UPDATE: 6x6 STM is at most 114 111
Naively the GD of these two phases is 30. Using the same improvement algorithm as above for the 5x5 brings this down to 27 moves (133,268,049 scrambles processed in 240.018 seconds, including BFS tree building time). So far I can't improve this further.
(2020-3-14) The GD of 4x5->5x5 and 5x5->6x6 was reduced from 43 to 40. 161364 scrambles were processed in 1.716 seconds., along with 3.365 seconds of preprocessing. The BFS trees took 84.170 seconds to build. So far I can't improve this further.
(2020-3-15) UPDATE: 6x6 STM GD is at most 103.
The GD of building 3x3->4x4 is 21. 4,475,671,200 scrambles took 12029.851 seconds to calculate.
Last edited:


Nov 21, 2019
4x4 STM GD is at most 22
I added row reflection, column reflection, and transposition (flipping along the main diagonal) to my previous algorithm on improving the 0x0->2x3 and 2x3->4x4 block-building.
A total of 1647318090782 scrambles that required >=23 moves when the block-building was applied naively took about 17 days to process (I had to interrupt the search two times to restart my computer but I made sure it printed to stdout how far it was in the search so that I could resume it). Adding the transposition was very important as previous search attempts without it failed within the first hour.
See https://github.com/coolcomputery/Loopover-Brute-Force-and-Improvement for more detail. The version of the algorithm I used for this search should be a much faster version than the one I used for proving that 4x4 STM GD is at most 23.


Dec 24, 2015
GN for \( 2\times n \) in STM is at most \( n(\lfloor\log_2n\rfloor+20)-12\lfloor\log_2n\rfloor \).

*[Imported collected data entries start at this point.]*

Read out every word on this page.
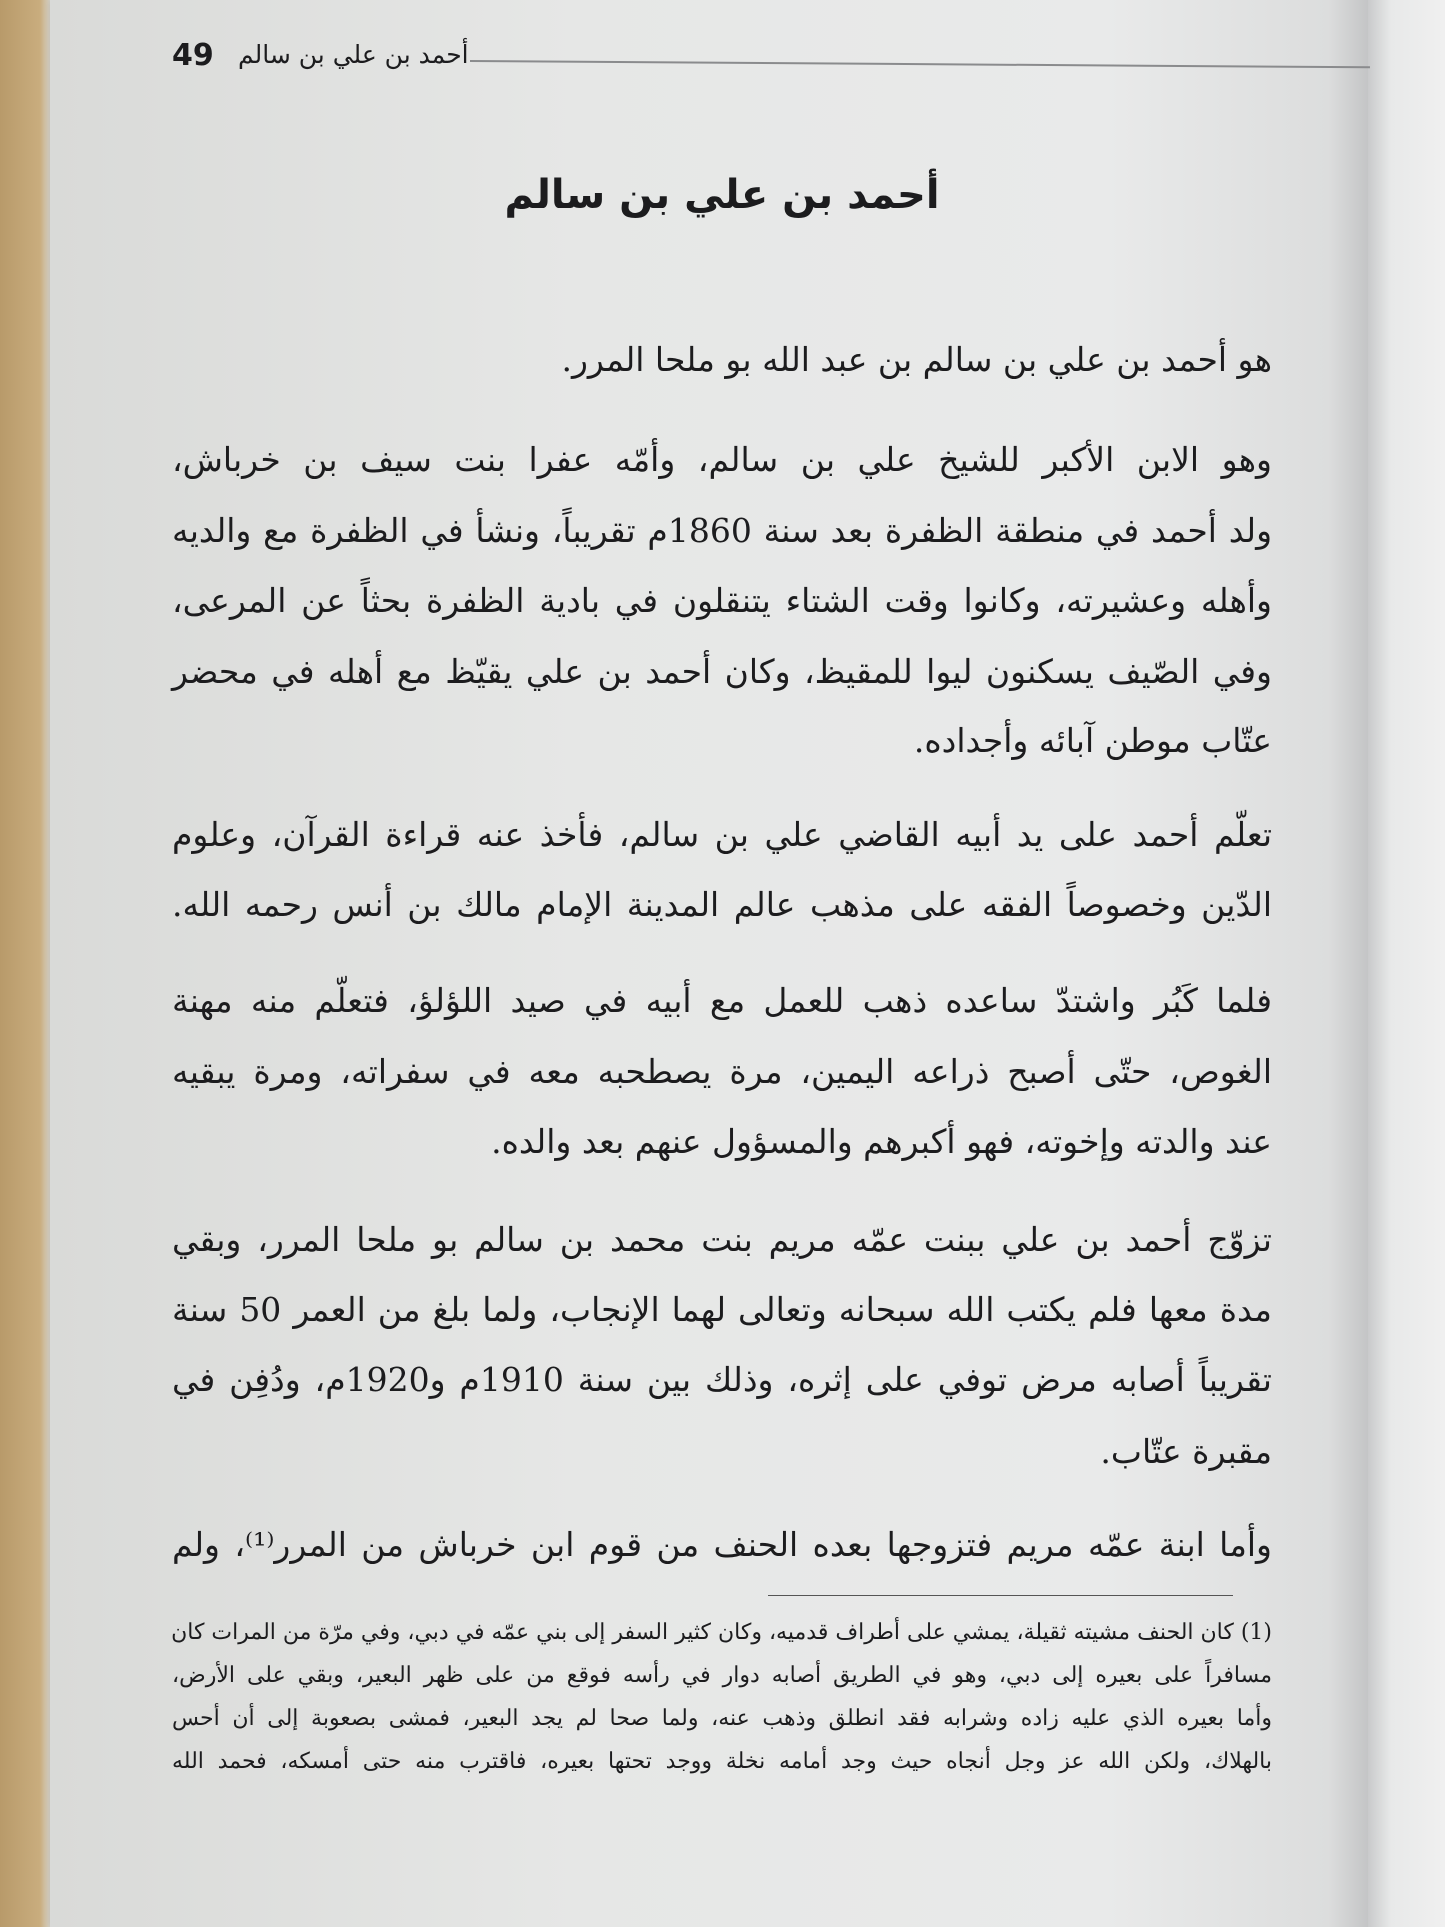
49 أحمد بن علي بن سالم
أحمد بن علي بن سالم
هو أحمد بن علي بن سالم بن عبد الله بو ملحا المرر.
وهو الابن الأكبر للشيخ علي بن سالم، وأمّه عفرا بنت سيف بن خرباش،
ولد أحمد في منطقة الظفرة بعد سنة 1860م تقريباً، ونشأ في الظفرة مع والديه
وأهله وعشيرته، وكانوا وقت الشتاء يتنقلون في بادية الظفرة بحثاً عن المرعى،
وفي الصّيف يسكنون ليوا للمقيظ، وكان أحمد بن علي يقيّظ مع أهله في محضر
عتّاب موطن آبائه وأجداده.
تعلّم أحمد على يد أبيه القاضي علي بن سالم، فأخذ عنه قراءة القرآن، وعلوم
الدّين وخصوصاً الفقه على مذهب عالم المدينة الإمام مالك بن أنس رحمه الله.
فلما كَبُر واشتدّ ساعده ذهب للعمل مع أبيه في صيد اللؤلؤ، فتعلّم منه مهنة
الغوص، حتّى أصبح ذراعه اليمين، مرة يصطحبه معه في سفراته، ومرة يبقيه
عند والدته وإخوته، فهو أكبرهم والمسؤول عنهم بعد والده.
تزوّج أحمد بن علي ببنت عمّه مريم بنت محمد بن سالم بو ملحا المرر، وبقي
مدة معها فلم يكتب الله سبحانه وتعالى لهما الإنجاب، ولما بلغ من العمر 50 سنة
تقريباً أصابه مرض توفي على إثره، وذلك بين سنة 1910م و1920م، ودُفِن في
مقبرة عتّاب.
وأما ابنة عمّه مريم فتزوجها بعده الحنف من قوم ابن خرباش من المرر⁽¹⁾، ولم
(1) كان الحنف مشيته ثقيلة، يمشي على أطراف قدميه، وكان كثير السفر إلى بني عمّه في دبي، وفي مرّة من المرات كان
مسافراً على بعيره إلى دبي، وهو في الطريق أصابه دوار في رأسه فوقع من على ظهر البعير، وبقي على الأرض،
وأما بعيره الذي عليه زاده وشرابه فقد انطلق وذهب عنه، ولما صحا لم يجد البعير، فمشى بصعوبة إلى أن أحس
بالهلاك، ولكن الله عز وجل أنجاه حيث وجد أمامه نخلة ووجد تحتها بعيره، فاقترب منه حتى أمسكه، فحمد الله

Algorithm for 2×n implemented in Python, together with an analysis of the algorithm in the embedded comments.

(Reminder: I'm using "matrix notation" for dimensions here, so this means two rows and n columns; a width of n cells and a height of 2.)

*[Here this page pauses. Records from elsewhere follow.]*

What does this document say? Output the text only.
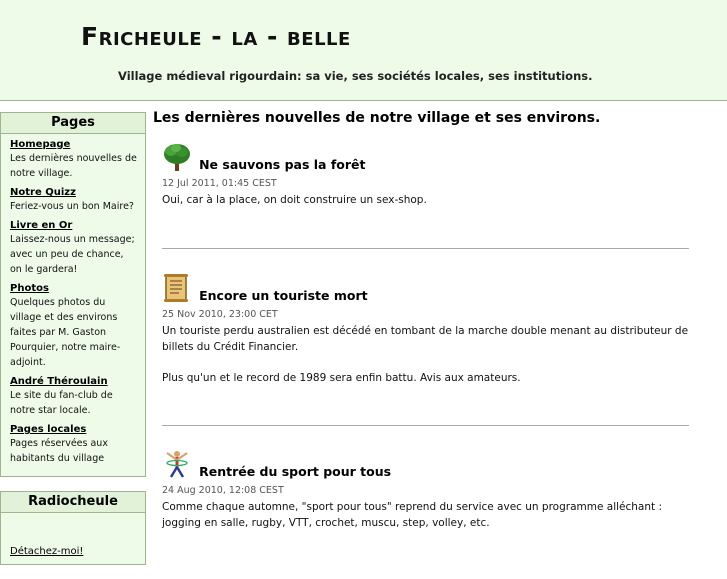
Fricheule - la - belle

Village médieval rigourdain: sa vie, ses sociétés locales, ses institutions.

Pages
Homepage
Les dernières nouvelles de notre village.
Notre Quizz
Feriez-vous un bon Maire?
Livre en Or
Laissez-nous un message; avec un peu de chance, on le gardera!
Photos
Quelques photos du village et des environs faites par M. Gaston Pourquier, notre maire-adjoint.
André Théroulain
Le site du fan-club de notre star locale.
Pages locales
Pages réservées aux habitants du village
Radiocheule
Détachez-moi!
Les dernières nouvelles de notre village et ses environs.
Ne sauvons pas la forêt
12 Jul 2011, 01:45 CEST

Oui, car à la place, on doit construire un sex-shop.

Encore un touriste mort
25 Nov 2010, 23:00 CET

Un touriste perdu australien est décédé en tombant de la marche double menant au distributeur de billets du Crédit Financier.

Plus qu'un et le record de 1989 sera enfin battu. Avis aux amateurs.

Rentrée du sport pour tous
24 Aug 2010, 12:08 CEST

Comme chaque automne, "sport pour tous" reprend du service avec un programme alléchant : jogging en salle, rugby, VTT, crochet, muscu, step, volley, etc.
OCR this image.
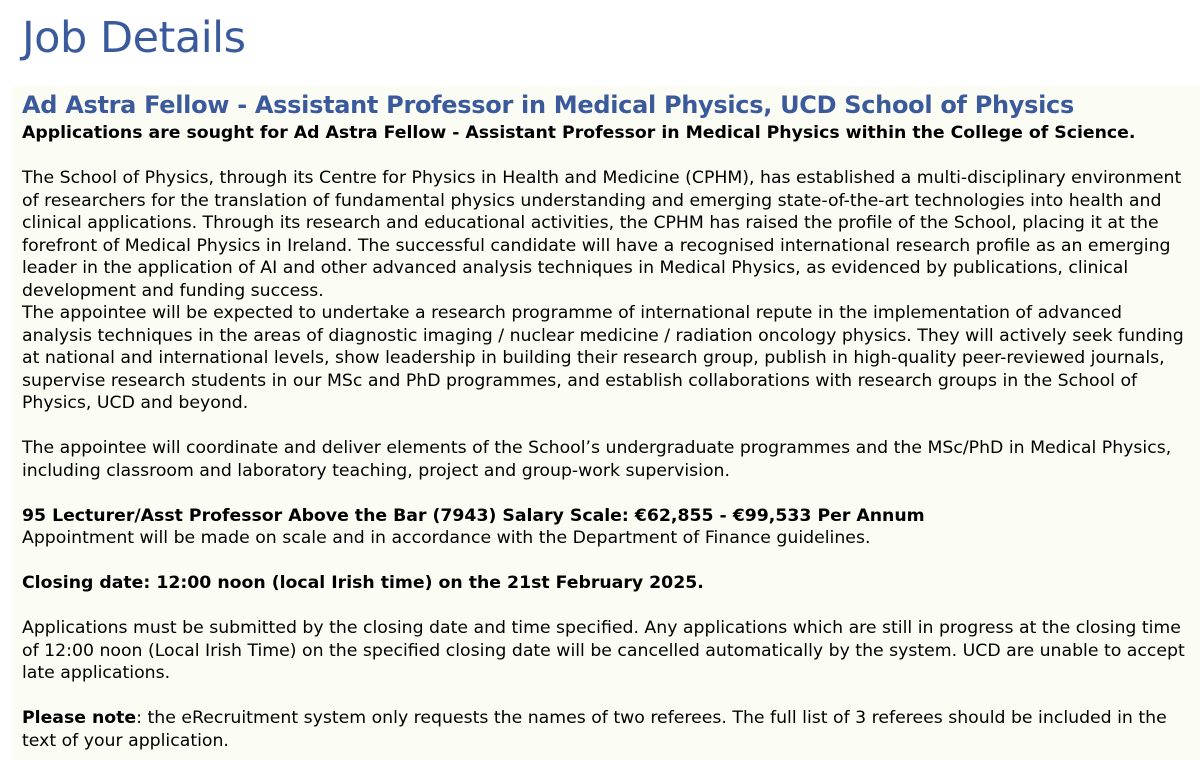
Job Details
Ad Astra Fellow - Assistant Professor in Medical Physics, UCD School of Physics

Applications are sought for Ad Astra Fellow - Assistant Professor in Medical Physics within the College of Science.

The School of Physics, through its Centre for Physics in Health and Medicine (CPHM), has established a multi-disciplinary environment of researchers for the translation of fundamental physics understanding and emerging state-of-the-art technologies into health and clinical applications. Through its research and educational activities, the CPHM has raised the profile of the School, placing it at the forefront of Medical Physics in Ireland. The successful candidate will have a recognised international research profile as an emerging leader in the application of AI and other advanced analysis techniques in Medical Physics, as evidenced by publications, clinical development and funding success.

The appointee will be expected to undertake a research programme of international repute in the implementation of advanced analysis techniques in the areas of diagnostic imaging / nuclear medicine / radiation oncology physics. They will actively seek funding at national and international levels, show leadership in building their research group, publish in high-quality peer-reviewed journals, supervise research students in our MSc and PhD programmes, and establish collaborations with research groups in the School of Physics, UCD and beyond.

The appointee will coordinate and deliver elements of the School’s undergraduate programmes and the MSc/PhD in Medical Physics, including classroom and laboratory teaching, project and group-work supervision.

95 Lecturer/Asst Professor Above the Bar (7943) Salary Scale: €62,855 - €99,533 Per Annum

Appointment will be made on scale and in accordance with the Department of Finance guidelines.

Closing date: 12:00 noon (local Irish time) on the 21st February 2025.

Applications must be submitted by the closing date and time specified. Any applications which are still in progress at the closing time of 12:00 noon (Local Irish Time) on the specified closing date will be cancelled automatically by the system. UCD are unable to accept late applications.

Please note: the eRecruitment system only requests the names of two referees. The full list of 3 referees should be included in the text of your application.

The gist of the algorithm is to shift all the pieces that belong to the left half of the board to the top row first (this takes \( O(n) \) moves), then move the right half of the top row into the left half of the bottom row (also \( O(n) \) moves); repeat this on the left and on the right sub-boards and eventually it will be almost solved. Sorting within a column takes at most 1 move, so finishing the solve takes \( O(n) \) additional moves. This gives a bound of \( O(n\log n) \).

The top row is fixed throughout, and only the bottom row is used for moving pieces between different columns; by making use of the same bottom-row movement for the different sub-boards simultaneously, the constant factor in the \( O(n\log n) \) bound can be made as small as \( 1/\log2 \).

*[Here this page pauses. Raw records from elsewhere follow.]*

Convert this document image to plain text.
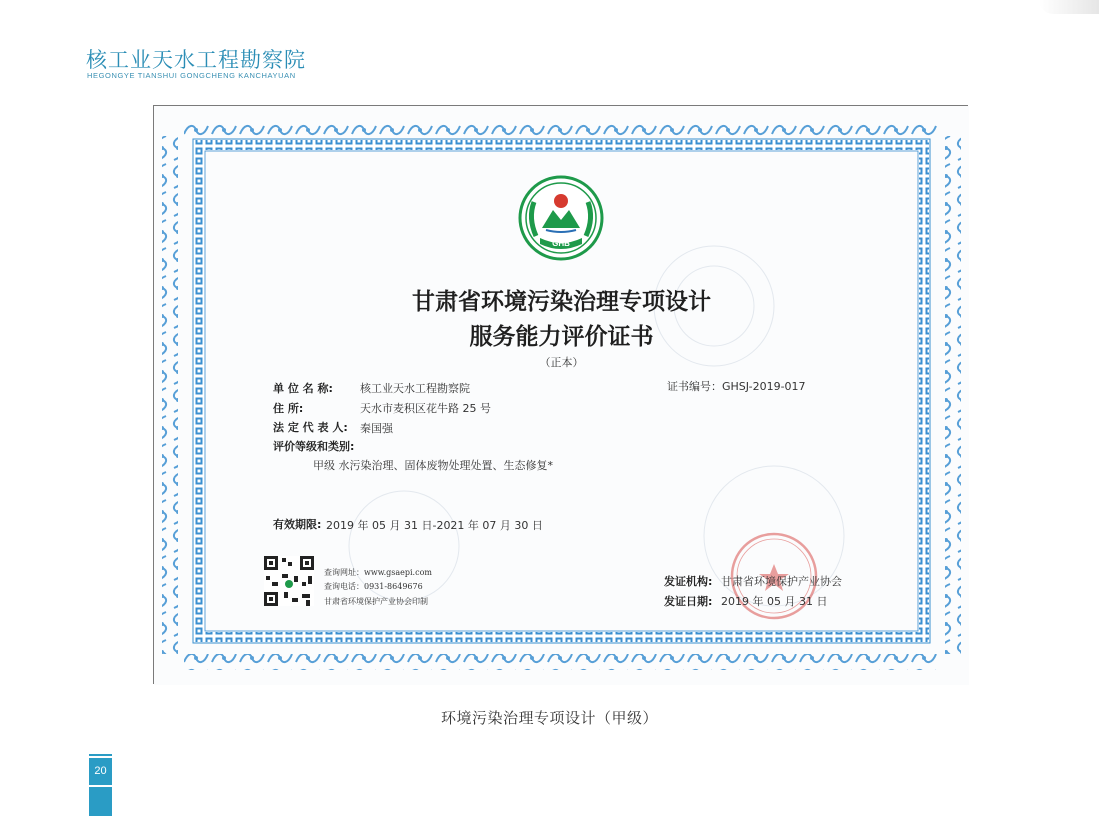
核工业天水工程勘察院
HEGONGYE TIANSHUI GONGCHENG KANCHAYUAN
GHB
甘肃省环境污染治理专项设计
服务能力评价证书
（正本）
单 位 名 称: 核工业天水工程勘察院
住 所:	天水市麦积区花牛路 25 号
法 定 代 表 人: 秦国强
评价等级和类别:
甲级 水污染治理、固体废物处理处置、生态修复*
证书编号：GHSJ-2019-017
有效期限: 2019 年 05 月 31 日-2021 年 07 月 30 日
查询网址：www.gsaepi.com
查询电话：0931-8649676
甘肃省环境保护产业协会印制
发证机构: 甘肃省环境保护产业协会
发证日期: 2019 年 05 月 31 日
环境污染治理专项设计（甲级）
20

More generally, for any fixed \( R \), GN for \( R\times n \) Loopover is \( O(n\log n) \). The hidden constant here depends on \( R \), so this is not a uniform improvement over my earlier result of \( RC\log^2(RC) \) with a hidden constant independent of \( R,C \). I haven't analysed this as carefully as the \( 2\times n \) case, so it might be incorrect. The algorithm follows the same idea:

Bring \( n \) of the pieces that belong in the left half to the top row, then transfer the right half of the top row to the left half of the second row.
Bring \( n \) of the pieces not in the already-done section that belong in the left half to the third row, then transfer the right half of the third row to the left half of the fourth row.
Do the same thing with the 5th/6th rows, 7th/8th rows, etc. until the left half has only pieces that belong in the left half. (I think this takes \( O(R^3n) \) moves in total. Also, the last row needs special handling if \( R \) is odd.)
If \( R \) is odd, make sure the left half and the right half both have even parity. (This takes at most 7 moves.)
Recurse into the subboards until the board is sorted into columns.
Make use of Shell sort within the columns to decompose the resulting permutation into \( O(\log^2R) \) uniform-displacement involutions and finish the solve in \( O(Rn\log^2R) \) more moves.


The above construction for \( 2\times n \) can be adapted to applying any even permutation to a \( 2\times n \) section of a board of any size, still in \( O(n\log n) \) moves (although the hidden constant will necessarily be a lot bigger). The key adjustment we need to make is to replace any part of the algorithm that needs a column move (a 2-cycle) with a 3-cycle of the same effect.

For example, to insert a left-belonging piece from the bottom row to the top row, we split into these two cases:
If the piece in the top row one column to the right is also a left-belonging piece, do an anticlockwise cycle with the two pieces in the current column and that piece.
Otherwise, the piece in the top row one column to the right is a right-belonging piece; do a clockwise cycle instead.
(Plus two more cases if we're at the last column, where we do the mirror.)

This leads to only a constant-factor increase in the number of moves at worst.

An additional step we need to make in the algorithm is to ensure that the parities of the left and the right halves are both even. This can be done by swapping the two pieces in the rightmost column of the left half and the two pieces in the leftmost column of the right half, which takes 8 moves. This leads to \( O(n) \) additional moves.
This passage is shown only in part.